I stayed on at my mother’s seaside condominium while trying to unload it, but the real estate market was seriously depressed and property wasn’t moving. It took a year and a half to sell it, during which time I learned that my agent had died of AIDS, my wife served me with divorce papers and informed me that she was remarrying, and I awoke to the fact that my modest trust fund was, because of my younger brother’s mismanagement of my mother’s savings, gone. I was destitute, agent-less, divorced, jobless, and, approaching 40, unemployable. No wonder I started experiencing panic attacks, one of which landed me in the ER of the V.A. Hospital in La Jolla. To say I was walking on eggshells back in those days would be an understatement. I was an emotional wreck. I thought it was all over. I’ve since joked many times that if I could have afforded a gun I would have shot myself.
And in his hour of desperation, what did Rex reach for?  Art!  The art of screenwriting. He wrote a little something called "Two Guys on Wine" which, for some reason, didn't take off. Rewritten and retitled as "Sideways," it did just fine. ("Sideways" is English slang. In Australia we might say someone was "on their ear," which comes down to the same thing.)

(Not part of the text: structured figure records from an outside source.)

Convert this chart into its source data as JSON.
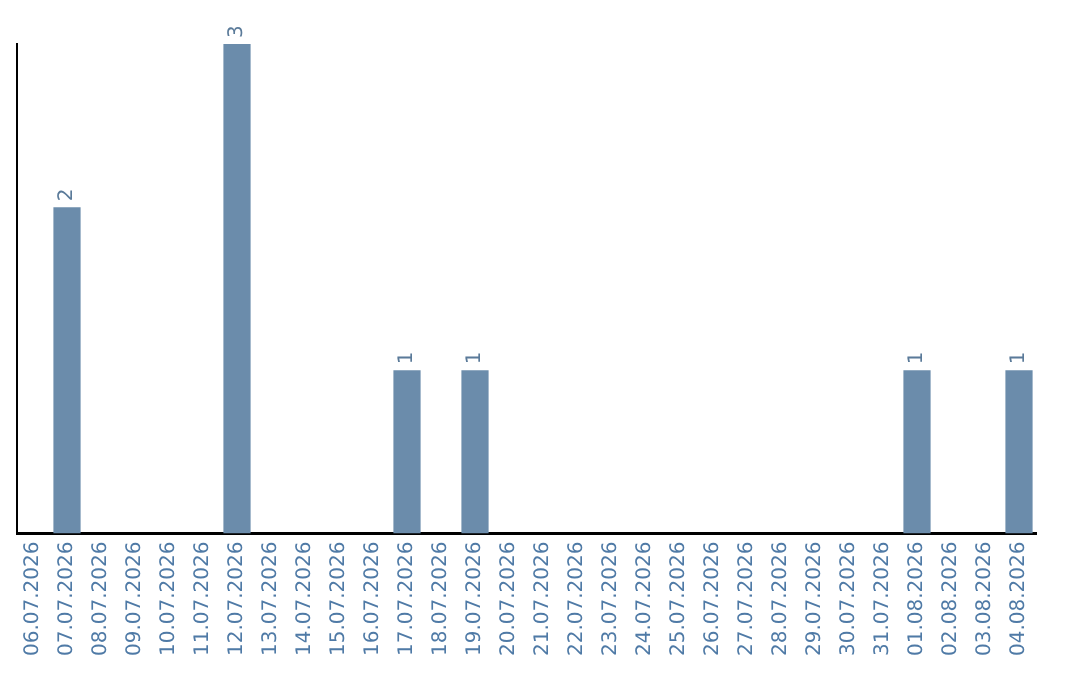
{
  "chart_data": {
    "type": "bar",
    "categories": [
      "06.07.2026",
      "07.07.2026",
      "08.07.2026",
      "09.07.2026",
      "10.07.2026",
      "11.07.2026",
      "12.07.2026",
      "13.07.2026",
      "14.07.2026",
      "15.07.2026",
      "16.07.2026",
      "17.07.2026",
      "18.07.2026",
      "19.07.2026",
      "20.07.2026",
      "21.07.2026",
      "22.07.2026",
      "23.07.2026",
      "24.07.2026",
      "25.07.2026",
      "26.07.2026",
      "27.07.2026",
      "28.07.2026",
      "29.07.2026",
      "30.07.2026",
      "31.07.2026",
      "01.08.2026",
      "02.08.2026",
      "03.08.2026",
      "04.08.2026"
    ],
    "values": [
      0,
      2,
      0,
      0,
      0,
      0,
      3,
      0,
      0,
      0,
      0,
      1,
      0,
      1,
      0,
      0,
      0,
      0,
      0,
      0,
      0,
      0,
      0,
      0,
      0,
      0,
      1,
      0,
      0,
      1
    ],
    "value_labels": [
      null,
      "2",
      null,
      null,
      null,
      null,
      "3",
      null,
      null,
      null,
      null,
      "1",
      null,
      "1",
      null,
      null,
      null,
      null,
      null,
      null,
      null,
      null,
      null,
      null,
      null,
      null,
      "1",
      null,
      null,
      "1"
    ],
    "color": "#6b8cab",
    "grid": false,
    "legend": false,
    "tick_labels": "x"
  }
}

Rex has written a sequel to Sideways, a novel called Vertical.  ($10.20 on Just click on the book cover to get there.)  And he's told the story of how Sideways came into being in a blog on Stage 32.  Have a read.  If you're going through a bad patch, think of Rex Pickett and hang on for that better tomorrow.


Anne Flournoy said...

I love your blog. There's so much life and intelligence and dry, dry humor. Thank you Henry Sheppard.

Kathy said...

Sorry, Henry, the screenwriter's complaints leave me cold. Really poor people's mothers don't own seaside condominiums and it is hard to imagine someone feeling down on his luck while living in one. Anyone who takes a year and a half to sell a house has seriously overestimated the market. And how come it is the other brother's responsibility to manage the mother's finances? The real test of misery compared to self pity is how the person responds to others' sadness. To feel sorry for yourself when someone close to you has suffered a miserable death is failing the test. Of course all the things that happened to the poor man are bad but since he has counted them up I don't think there is any need for anyone else to add to his self-sympathy. He obviously has no urge to see his wife happily remarried. He bemoans the lost of a trust fund which if I read it correctly is not money he earned. And anybody who says he is unemployable before he reaches forty is retiring in what should be the middle of his working career.